Before we get into a recommendation for overcoming this initial change management hurdle, I’ll share three main concerns that company executives typically hold when weighing the pros and cons of purchasing or expanding the scope of a particular software. These are the top areas that I’ve witnessed as both a solutions architect and client manager over nearly a decade working with the Anaplan platform:

  • Cost/budgetary constraints
    • Do we have funds allocated for this project both now and into the future?
    • Can we manage this internally or will we need to hire an implementation partner?
  • Resource availability
    • Do we have the internal skillsets to learn a new platform?
    • Do our teams have time to increase their workload?
    • Who is going to oversee this initiative (IT / business users)?
  • Uncertainty (can the software do what is promised?)
    • How will the demos translate into practical usage?
    • Will this software solve each of our needs, or will we need to supplement?
    • Are my teams willing to migrate to a new process?
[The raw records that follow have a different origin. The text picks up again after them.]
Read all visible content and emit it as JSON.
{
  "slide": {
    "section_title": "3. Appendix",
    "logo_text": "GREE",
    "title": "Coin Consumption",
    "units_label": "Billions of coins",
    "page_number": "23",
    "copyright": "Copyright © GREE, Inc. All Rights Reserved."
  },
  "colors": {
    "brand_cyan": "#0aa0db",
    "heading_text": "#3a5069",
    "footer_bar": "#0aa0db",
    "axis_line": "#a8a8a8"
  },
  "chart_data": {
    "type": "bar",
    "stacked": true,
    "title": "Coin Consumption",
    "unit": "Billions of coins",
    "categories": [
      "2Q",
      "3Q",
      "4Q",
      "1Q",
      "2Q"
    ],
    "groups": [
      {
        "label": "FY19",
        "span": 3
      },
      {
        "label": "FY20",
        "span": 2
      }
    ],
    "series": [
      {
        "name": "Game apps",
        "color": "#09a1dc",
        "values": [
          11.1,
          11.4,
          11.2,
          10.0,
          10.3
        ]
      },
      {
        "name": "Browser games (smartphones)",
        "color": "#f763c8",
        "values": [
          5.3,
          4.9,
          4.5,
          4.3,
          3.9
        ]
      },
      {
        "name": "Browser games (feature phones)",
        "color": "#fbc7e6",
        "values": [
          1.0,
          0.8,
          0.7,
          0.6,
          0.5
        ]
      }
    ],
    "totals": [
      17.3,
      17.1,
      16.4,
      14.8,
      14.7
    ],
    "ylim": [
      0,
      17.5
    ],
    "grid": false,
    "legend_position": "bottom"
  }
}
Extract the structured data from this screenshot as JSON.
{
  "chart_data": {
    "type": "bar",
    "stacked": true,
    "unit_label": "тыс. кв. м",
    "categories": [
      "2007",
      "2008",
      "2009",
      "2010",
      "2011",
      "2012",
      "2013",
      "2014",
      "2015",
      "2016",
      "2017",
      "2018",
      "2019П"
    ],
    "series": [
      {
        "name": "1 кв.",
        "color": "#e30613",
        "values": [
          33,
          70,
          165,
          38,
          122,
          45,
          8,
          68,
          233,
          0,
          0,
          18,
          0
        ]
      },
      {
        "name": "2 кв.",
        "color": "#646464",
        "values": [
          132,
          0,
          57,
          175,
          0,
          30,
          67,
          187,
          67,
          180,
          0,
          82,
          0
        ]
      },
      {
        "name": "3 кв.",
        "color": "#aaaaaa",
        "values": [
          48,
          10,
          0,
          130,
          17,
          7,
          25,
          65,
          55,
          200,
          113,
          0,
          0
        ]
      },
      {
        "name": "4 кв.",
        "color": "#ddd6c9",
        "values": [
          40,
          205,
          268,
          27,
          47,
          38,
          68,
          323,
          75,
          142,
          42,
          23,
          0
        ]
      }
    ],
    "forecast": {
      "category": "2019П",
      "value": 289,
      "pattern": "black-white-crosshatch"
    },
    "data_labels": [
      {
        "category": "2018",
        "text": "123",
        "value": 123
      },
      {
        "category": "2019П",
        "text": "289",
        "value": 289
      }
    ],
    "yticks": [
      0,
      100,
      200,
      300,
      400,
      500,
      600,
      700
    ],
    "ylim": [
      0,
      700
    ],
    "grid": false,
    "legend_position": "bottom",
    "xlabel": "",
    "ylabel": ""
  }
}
If you plan on proposing a wholesale process transformation initiative (i.e. migrating your entire FP&A, merchandise planning, portfolio investment strategy, etc.) in one go of it, you are setting yourself up for a lengthy pre-implementation or pre-sales cycle, with no guarantee of a favorable final decision. The weight of the concerns listed above may prove too heavy to be answered in hypotheticals. Instead, seek an alternative approach that can both decrease the length of your implementation roadmap and mitigate against potential fallouts prior to committing to a large-scale reconfiguration of your company’s internal planning processes.
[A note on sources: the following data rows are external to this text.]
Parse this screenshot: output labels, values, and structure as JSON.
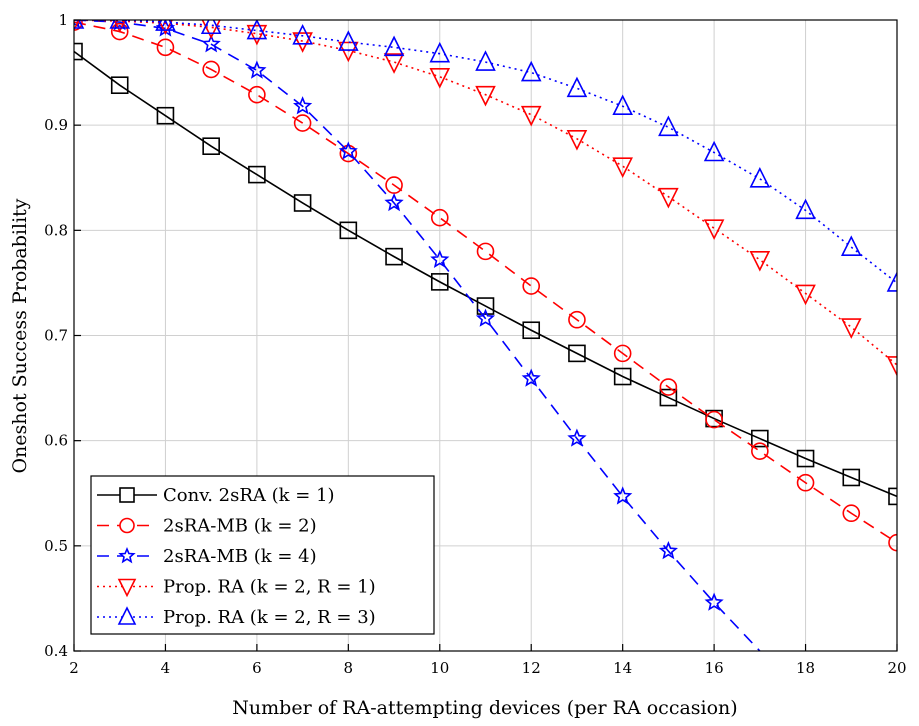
{
  "chart_data": {
    "type": "line",
    "xlabel": "Number of RA-attempting devices (per RA occasion)",
    "ylabel": "Oneshot Success Probability",
    "xlim": [
      2,
      20
    ],
    "ylim": [
      0.4,
      1.0
    ],
    "xticks": [
      "2",
      "4",
      "6",
      "8",
      "10",
      "12",
      "14",
      "16",
      "18",
      "20"
    ],
    "yticks": [
      "0.4",
      "0.5",
      "0.6",
      "0.7",
      "0.8",
      "0.9",
      "1"
    ],
    "grid": true,
    "legend_position": "bottom-left",
    "x": [
      2,
      3,
      4,
      5,
      6,
      7,
      8,
      9,
      10,
      11,
      12,
      13,
      14,
      15,
      16,
      17,
      18,
      19,
      20
    ],
    "series": [
      {
        "name": "Conv. 2sRA (k = 1)",
        "color": "#000000",
        "dash": "solid",
        "marker": "square",
        "values": [
          0.97,
          0.938,
          0.909,
          0.88,
          0.853,
          0.826,
          0.8,
          0.775,
          0.751,
          0.728,
          0.705,
          0.683,
          0.661,
          0.641,
          0.621,
          0.602,
          0.583,
          0.565,
          0.547
        ]
      },
      {
        "name": "2sRA-MB (k = 2)",
        "color": "#ff0000",
        "dash": "dashed",
        "marker": "circle",
        "values": [
          0.998,
          0.989,
          0.974,
          0.953,
          0.929,
          0.902,
          0.873,
          0.843,
          0.812,
          0.78,
          0.747,
          0.715,
          0.683,
          0.651,
          0.62,
          0.59,
          0.56,
          0.531,
          0.503
        ]
      },
      {
        "name": "2sRA-MB (k = 4)",
        "color": "#0000ff",
        "dash": "dashed",
        "marker": "star",
        "values": [
          1.0,
          0.998,
          0.992,
          0.977,
          0.952,
          0.918,
          0.875,
          0.826,
          0.772,
          0.716,
          0.659,
          0.602,
          0.547,
          0.495,
          0.446,
          0.4,
          null,
          null,
          null
        ]
      },
      {
        "name": "Prop. RA (k = 2, R = 1)",
        "color": "#ff0000",
        "dash": "dotted",
        "marker": "triangle-down",
        "values": [
          1.0,
          0.999,
          0.997,
          0.993,
          0.987,
          0.98,
          0.971,
          0.96,
          0.946,
          0.929,
          0.91,
          0.887,
          0.861,
          0.832,
          0.802,
          0.772,
          0.74,
          0.708,
          0.672
        ]
      },
      {
        "name": "Prop. RA (k = 2, R = 3)",
        "color": "#0000ff",
        "dash": "dotted",
        "marker": "triangle-up",
        "values": [
          1.0,
          1.0,
          0.998,
          0.995,
          0.99,
          0.985,
          0.979,
          0.974,
          0.968,
          0.96,
          0.95,
          0.935,
          0.918,
          0.898,
          0.874,
          0.849,
          0.819,
          0.784,
          0.75
        ]
      }
    ]
  }
}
The recommended approach is to start with a significantly pared down use case. For example, if the eventual goal is to migrate your entire FP&A organization over to Anaplan, propose a one-month pilot project that only covers workforce planning for a reasonable subset of your company. Ideally, the pilot use case will convey Anaplan’s critical components (data integration, model architecture, calculation capabilities, customizability, end user interface) in a way that is more specific to your company’s unique needs than a pre-sales demo and can easily be extrapolated to a broader scope. In other words, regardless of the end goal, choose one small piece of the eventual final solution to use as a proof of concept that can assist in decision making for the project’s key stakeholders.

Re-examining the concerns from above, starting small alleviates these roadblocks accordingly:

  • Cost/budgetary constraints
    • The pilot is low-cost; ROI on the sample use case can be calculated much quicker than a full transformation project.
    • The cost of ongoing maintenance and ease of implementation can be multiplied out based on the results of the pilot.
  • Resource availability
    • Business users and IT will have a better sense of the knowledge needed to handle a broader implementation.
    • How much effort went into completing the pilot? Use this as a basis for forecasting a larger development effort.
    • Based on the pilot, the business users will have a better sense of the burden of ownership and can decide between continued oversight or delegation to IT.
  • Uncertainty (can the software do what is promised?)
    • The demo functionality is no longer theoretical; stakeholders can see exactly how Anaplan will handle their processes.
    • By introducing the platform both from a technical and end user standpoint, any limitations are much more likely to be discovered; an exact mitigation plan can be developed as a result.
    • User engagement with the pilot will most certainly indicate the probability of final adoption; change management discussions can begin well in advance of deployment.

It is often that we get caught up in idealistic visions of large-scale process transformation. Whether it be in pre-sales cycles or internal discussions within corporate planning teams, too many hypotheticals around how software will solve current shortcomings, how much it will cost, and what it will take to support cause timelines to be extensively drawn out, or perhaps fail to materialize altogether.